Table 1.
Pattern of Injury | Imaging Modality | Imaging Findings | Time Frame of Abnormalities |
---|---|---|---|
WM/WS | T1WI/T2WI | Abnormal signal intensity in the white matter of the watershed areas of the cerebral arteries, and also the overlying cortex in severely affected infants. T2WI may show loss of gray-white matter differentiation at the cortex. | Inconspicuous or subtle abnormalities in the first days, which become gradually more apparent by the latter half of the first week following the insult.
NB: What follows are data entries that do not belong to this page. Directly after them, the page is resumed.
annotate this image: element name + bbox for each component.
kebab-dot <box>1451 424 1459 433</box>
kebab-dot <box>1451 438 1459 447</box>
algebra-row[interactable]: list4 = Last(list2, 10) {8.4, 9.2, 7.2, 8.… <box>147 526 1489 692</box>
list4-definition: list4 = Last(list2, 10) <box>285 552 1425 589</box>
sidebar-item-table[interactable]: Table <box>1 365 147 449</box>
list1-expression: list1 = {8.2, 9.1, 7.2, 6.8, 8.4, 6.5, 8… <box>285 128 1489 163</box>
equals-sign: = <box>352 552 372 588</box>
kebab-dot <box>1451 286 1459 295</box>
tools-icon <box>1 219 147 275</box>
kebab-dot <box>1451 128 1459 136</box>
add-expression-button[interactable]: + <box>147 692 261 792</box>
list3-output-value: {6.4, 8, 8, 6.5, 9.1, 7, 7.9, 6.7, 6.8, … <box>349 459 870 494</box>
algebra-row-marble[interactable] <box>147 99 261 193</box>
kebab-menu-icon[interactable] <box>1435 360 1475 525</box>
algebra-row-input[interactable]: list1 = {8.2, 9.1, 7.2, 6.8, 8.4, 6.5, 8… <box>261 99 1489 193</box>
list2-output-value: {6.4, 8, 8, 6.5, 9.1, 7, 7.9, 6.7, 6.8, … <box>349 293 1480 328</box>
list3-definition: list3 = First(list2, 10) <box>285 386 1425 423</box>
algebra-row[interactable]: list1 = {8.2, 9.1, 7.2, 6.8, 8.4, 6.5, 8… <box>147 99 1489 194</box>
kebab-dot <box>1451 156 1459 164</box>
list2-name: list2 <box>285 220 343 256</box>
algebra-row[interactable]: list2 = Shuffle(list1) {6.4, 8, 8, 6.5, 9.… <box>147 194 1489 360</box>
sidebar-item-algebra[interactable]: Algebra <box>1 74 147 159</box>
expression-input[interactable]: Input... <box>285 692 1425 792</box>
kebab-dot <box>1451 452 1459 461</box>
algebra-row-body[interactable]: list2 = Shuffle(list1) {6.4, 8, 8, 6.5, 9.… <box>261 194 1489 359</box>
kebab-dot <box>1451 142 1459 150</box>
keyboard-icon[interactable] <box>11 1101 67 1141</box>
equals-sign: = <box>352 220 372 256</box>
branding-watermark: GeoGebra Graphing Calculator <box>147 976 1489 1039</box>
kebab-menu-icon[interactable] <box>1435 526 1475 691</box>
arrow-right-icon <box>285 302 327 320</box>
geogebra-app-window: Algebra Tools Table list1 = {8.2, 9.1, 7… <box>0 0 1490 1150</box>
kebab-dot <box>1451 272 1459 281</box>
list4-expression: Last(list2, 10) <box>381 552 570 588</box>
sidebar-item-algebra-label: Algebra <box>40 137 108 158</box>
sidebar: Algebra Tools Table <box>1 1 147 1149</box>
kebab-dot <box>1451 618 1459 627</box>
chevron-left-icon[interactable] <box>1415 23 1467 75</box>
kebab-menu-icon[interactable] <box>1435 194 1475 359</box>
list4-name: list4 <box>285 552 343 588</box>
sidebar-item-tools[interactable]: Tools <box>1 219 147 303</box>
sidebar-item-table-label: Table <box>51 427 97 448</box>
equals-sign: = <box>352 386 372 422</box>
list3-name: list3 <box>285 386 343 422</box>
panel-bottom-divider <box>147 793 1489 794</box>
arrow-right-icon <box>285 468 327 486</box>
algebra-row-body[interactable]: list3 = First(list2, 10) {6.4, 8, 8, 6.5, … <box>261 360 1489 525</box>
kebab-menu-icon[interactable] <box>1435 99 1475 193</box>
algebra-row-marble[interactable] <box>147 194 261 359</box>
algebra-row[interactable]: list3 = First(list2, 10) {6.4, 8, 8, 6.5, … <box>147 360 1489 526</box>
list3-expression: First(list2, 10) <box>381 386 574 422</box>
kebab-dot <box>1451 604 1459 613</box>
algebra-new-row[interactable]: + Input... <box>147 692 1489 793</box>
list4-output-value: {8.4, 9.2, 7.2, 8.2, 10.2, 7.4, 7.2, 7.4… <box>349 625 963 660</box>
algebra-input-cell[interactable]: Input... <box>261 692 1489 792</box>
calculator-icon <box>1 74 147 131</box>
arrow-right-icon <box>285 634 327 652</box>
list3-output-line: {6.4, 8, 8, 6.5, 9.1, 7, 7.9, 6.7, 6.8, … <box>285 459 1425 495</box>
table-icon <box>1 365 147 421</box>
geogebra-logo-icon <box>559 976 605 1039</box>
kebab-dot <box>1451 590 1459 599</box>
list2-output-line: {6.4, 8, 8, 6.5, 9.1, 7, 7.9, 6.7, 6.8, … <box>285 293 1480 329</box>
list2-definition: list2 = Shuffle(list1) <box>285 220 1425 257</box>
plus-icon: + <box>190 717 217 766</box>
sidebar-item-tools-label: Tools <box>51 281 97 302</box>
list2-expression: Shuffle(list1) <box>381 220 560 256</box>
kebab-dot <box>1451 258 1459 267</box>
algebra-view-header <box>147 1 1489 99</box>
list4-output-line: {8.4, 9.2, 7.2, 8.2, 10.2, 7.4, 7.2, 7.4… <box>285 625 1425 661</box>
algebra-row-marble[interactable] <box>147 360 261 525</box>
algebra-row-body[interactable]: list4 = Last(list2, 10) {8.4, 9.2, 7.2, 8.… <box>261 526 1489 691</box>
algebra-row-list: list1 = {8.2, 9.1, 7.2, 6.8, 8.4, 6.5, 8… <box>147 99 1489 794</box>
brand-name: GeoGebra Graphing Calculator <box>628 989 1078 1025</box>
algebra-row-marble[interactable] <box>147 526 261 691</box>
MRI obtained beyond 1 month can show cortical thinning, white matter volume loss, cysts and gliosis of the cortex and white matter. |
DWI | High signal intensity on isotropic DWI with low ADC values in the affected areas. | Abnormalities peak at 3–5 days after the insult. Pseudo-normalization occurs after approximately 11–12 days for infants treated with therapeutic hypothermia, and 6–8 days in non-cooled infants. | |
1H-MRS | Increased lactate and decreased NAA in the affected white matter. | Lactate in general increases <24 h and subsequently normalizes by the end of the first week, but persistent elevation has been reported. 1 NAA declines <24 h and remains low during the first 2 weeks after the insult, although some studies have reported that NAA levels do not significantly diminish until approximately 48 h after the insult. 2 | |
SWI | Prominent hypo-intense veins, low signal intensity at the site of hemorrhagic lesions. | Prominent hypo-intense veins have been observed as early as 18 h after birth, but current literature is limited. Low signal intensity at the site of hemorrhagic lesions is seen immediately and can persists for many months. | |
BGT | T1WI/T2WI | Abnormal signal intensity in the basal ganglia, thalami and the perirolandic cortex. Absence of a normal high-signal intensity of the PLIC. | Inconspicuous or subtle abnormalities in the first days, which become gradually more apparent by the latter half of the first week following the insult. MRI obtained beyond 1 month can show volume loss, cysts, gliosis and impaired myelination of the central gray matter and perirolandic cortex. |
DWI | High signal intensity on isotropic DWI with low ADC values in affected areas. | Abnormalities peak at 3–5 days after the insult. Pseudo-normalization occurs after approximately 11–12 days for infants treated with therapeutic hypothermia, and 6–8 days in non-cooled infants. | |
1H-MRS | Increased lactate and decreased NAA in basal ganglia and thalami. | Lactate in general increases <24 h and subsequently normalizes by the end of the first week, but persistent elevation has been reported. 1 NAA declines <24 h and remains low during the first 2 weeks after the insult, although some studies have reported that NAA levels do not significantly diminish until approximately 48 h after the insult. 2 | |
SWI | Prominent hypo-intense veins | Prominent hypo-intense veins have been observed as early as 18 h after birth, but current literature is limited. |
1—Based on previous work by Barkovich et al. [88]; 2—Reported by Barkovich et al. [92] and Penrice et al. [93]. ADC: apparent diffusion coefficient; BGT: basal ganglia and thalami; DWI: diffusion-weighted imaging; 1H-MRS: proton magnetic resonance spectroscopy; MRI: magnetic resonance imaging; NAA: N-acetylaspartate; PLIC: posterior limb of the internal capsule; SWI: susceptibility weighted imaging; T1WI: T1-weighted imaging; T2WI: T2-weighted imaging; WM/WS: white matter/watershed.